Wild at Heart (1990)
After Blue Velvet, Lynch made the first season of Twin Peaks, then pivoted into Wild at Heart. It’s a series of deliberately melodramatic, hyper-violent and sexual scenes stitched together into a road movie, with a tenuously-made connection to the Wizard of Oz.
The performances are amazing, but I found the overall effect rather numbing. I didn’t really care about Sailor and Lula’s relationship – in fact, I wanted Lula to strike out on her own, Sailor being mostly a liability. Lula uses Sailor’s violence to escape the clutches of her shockingly possessive mother, who sets off a pack of creatively grim villains to kill Sailor and bring Lula back home. The most interesting part of the film is the middle section, where the sexually ravenous couple begin to open up to each other, and the bad omens mount, including a haunting scene where a woman is wandering near a car crash, not knowing she is dying, looking for her things in the sand.

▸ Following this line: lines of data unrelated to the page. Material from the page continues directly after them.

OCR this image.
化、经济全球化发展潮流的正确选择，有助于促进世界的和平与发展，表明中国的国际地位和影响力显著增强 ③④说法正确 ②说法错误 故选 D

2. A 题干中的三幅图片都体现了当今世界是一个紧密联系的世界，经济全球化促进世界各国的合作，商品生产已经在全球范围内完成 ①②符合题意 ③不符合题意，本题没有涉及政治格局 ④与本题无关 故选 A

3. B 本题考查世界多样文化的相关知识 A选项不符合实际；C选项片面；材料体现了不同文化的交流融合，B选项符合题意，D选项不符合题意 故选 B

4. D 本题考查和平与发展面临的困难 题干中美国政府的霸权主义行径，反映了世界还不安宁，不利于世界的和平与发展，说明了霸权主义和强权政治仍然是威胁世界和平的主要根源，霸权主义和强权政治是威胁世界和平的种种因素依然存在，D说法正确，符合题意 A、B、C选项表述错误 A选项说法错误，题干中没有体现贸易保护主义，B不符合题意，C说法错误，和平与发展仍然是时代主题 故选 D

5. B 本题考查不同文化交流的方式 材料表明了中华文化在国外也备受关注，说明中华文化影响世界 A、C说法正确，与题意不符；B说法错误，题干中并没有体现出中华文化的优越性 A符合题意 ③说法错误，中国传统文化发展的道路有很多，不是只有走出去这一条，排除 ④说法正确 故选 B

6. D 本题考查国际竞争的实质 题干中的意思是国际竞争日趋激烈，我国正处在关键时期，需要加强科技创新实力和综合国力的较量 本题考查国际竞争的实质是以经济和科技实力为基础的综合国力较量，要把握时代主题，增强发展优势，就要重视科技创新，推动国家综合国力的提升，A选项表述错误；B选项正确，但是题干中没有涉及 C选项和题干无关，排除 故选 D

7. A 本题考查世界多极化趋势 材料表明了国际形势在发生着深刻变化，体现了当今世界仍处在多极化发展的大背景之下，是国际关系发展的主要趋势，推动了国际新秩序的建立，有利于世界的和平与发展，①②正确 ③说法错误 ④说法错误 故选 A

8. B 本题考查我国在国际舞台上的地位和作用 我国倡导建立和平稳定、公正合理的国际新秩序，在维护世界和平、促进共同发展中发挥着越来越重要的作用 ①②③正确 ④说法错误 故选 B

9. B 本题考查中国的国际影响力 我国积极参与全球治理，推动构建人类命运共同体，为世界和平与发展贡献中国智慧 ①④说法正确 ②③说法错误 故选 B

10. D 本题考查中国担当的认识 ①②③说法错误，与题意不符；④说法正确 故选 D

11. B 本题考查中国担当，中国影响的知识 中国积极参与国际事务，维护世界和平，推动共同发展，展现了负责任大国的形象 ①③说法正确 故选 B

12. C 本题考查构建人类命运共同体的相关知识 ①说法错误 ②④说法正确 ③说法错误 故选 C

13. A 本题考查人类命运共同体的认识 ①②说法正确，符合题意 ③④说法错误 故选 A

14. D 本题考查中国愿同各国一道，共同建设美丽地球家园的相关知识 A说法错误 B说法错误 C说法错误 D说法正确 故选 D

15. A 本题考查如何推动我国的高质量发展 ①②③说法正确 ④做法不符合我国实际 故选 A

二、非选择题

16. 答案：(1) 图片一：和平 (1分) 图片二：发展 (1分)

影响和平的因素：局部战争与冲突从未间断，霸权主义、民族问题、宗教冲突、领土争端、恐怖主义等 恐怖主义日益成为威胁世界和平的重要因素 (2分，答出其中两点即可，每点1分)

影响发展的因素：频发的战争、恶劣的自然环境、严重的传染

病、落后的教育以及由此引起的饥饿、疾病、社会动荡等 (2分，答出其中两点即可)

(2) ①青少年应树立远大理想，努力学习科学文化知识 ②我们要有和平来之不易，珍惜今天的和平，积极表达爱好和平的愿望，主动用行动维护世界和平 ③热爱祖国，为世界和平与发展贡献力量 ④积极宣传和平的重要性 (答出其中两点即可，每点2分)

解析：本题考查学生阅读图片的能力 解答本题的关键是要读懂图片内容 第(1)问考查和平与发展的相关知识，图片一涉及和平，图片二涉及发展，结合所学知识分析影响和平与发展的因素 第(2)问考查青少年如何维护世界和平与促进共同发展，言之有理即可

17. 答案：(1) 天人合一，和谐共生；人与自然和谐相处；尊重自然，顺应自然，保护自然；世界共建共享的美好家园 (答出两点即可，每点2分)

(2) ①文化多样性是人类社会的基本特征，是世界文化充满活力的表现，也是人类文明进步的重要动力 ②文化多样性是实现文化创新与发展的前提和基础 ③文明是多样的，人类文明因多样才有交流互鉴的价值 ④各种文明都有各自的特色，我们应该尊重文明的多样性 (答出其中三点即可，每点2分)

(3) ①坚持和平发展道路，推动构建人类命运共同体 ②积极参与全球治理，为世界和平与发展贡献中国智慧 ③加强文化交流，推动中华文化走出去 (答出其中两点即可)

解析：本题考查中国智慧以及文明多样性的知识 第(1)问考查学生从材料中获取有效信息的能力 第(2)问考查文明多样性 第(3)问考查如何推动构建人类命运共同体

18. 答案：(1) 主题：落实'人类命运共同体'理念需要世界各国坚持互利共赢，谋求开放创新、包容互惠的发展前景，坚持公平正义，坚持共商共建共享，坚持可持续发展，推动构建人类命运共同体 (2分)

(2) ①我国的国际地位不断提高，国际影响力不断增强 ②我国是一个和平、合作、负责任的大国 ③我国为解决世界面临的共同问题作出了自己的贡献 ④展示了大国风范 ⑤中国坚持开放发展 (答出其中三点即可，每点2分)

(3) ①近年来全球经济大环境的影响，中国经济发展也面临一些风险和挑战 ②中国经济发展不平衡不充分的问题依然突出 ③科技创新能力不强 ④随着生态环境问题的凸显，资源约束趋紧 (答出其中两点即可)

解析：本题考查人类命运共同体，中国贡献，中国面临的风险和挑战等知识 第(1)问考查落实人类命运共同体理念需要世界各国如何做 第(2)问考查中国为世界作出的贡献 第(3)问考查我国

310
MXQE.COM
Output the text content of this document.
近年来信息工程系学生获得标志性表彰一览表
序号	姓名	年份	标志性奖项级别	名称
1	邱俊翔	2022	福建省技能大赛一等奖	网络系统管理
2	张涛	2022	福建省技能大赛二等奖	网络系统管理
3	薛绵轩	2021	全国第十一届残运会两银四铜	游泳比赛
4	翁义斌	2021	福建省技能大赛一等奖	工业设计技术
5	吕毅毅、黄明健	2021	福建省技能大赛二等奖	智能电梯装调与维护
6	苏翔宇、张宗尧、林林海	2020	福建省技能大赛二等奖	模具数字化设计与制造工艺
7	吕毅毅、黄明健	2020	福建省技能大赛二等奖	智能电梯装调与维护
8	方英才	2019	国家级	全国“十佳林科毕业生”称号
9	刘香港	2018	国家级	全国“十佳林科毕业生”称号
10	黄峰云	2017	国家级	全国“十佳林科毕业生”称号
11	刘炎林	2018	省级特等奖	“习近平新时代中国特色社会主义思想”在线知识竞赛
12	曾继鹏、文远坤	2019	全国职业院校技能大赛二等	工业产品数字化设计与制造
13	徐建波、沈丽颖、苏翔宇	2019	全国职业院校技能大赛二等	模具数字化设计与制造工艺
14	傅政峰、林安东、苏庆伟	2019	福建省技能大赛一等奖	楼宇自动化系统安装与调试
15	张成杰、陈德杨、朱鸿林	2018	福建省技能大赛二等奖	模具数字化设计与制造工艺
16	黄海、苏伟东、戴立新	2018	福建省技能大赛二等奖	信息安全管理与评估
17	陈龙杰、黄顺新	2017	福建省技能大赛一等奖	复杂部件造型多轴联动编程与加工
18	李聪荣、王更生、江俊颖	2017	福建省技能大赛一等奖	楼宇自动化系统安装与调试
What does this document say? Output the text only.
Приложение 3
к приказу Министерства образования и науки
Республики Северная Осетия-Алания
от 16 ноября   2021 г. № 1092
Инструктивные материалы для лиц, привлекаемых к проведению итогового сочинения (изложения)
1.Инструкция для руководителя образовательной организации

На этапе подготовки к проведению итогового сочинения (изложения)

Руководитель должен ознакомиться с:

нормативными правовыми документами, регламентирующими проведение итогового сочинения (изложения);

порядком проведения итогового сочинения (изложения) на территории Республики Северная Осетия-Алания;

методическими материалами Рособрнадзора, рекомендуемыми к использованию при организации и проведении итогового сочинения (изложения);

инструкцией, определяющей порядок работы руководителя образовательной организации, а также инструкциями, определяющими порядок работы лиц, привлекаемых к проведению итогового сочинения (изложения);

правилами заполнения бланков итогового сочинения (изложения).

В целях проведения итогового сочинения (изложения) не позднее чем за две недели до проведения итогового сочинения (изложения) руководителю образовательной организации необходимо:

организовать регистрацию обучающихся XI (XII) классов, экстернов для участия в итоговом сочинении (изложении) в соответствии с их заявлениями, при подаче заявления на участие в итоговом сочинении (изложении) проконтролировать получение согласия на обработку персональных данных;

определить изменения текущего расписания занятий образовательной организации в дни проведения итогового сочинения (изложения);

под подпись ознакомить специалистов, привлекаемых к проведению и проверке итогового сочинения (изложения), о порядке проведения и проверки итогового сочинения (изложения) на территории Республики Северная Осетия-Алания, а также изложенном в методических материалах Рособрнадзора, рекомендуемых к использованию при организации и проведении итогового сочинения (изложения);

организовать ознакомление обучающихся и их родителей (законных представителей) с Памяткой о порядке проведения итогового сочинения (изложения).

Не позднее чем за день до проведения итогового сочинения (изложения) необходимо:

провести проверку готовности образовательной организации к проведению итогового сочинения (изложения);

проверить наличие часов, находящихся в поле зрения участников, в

Lynch said he wanted to make ‘a really modern romance in a violent world – a picture about finding love in Hell’, and I think he succeeded. For me, the ironic tone and melodrama took me too far out of the film, and I found myself sometimes bored, which I hesitate to say about a film with such an enviable reputation. I also have to remind myself that there was nothing like this at the time, and Wild at Heart’s influence can be seen in Reservoir Dogs, True Romance and Pulp Fiction.
Wild at Heart takes Lynch in a different direction. I didn’t love it, but it’s an important stepping stone. Everyone in the film seems to be having fun, and it’s a perfect palette cleanser after the double hit of slow-paced small town darkness in Blue Velvet and Twin Peaks. This is David Lynch on the road and cutting loose.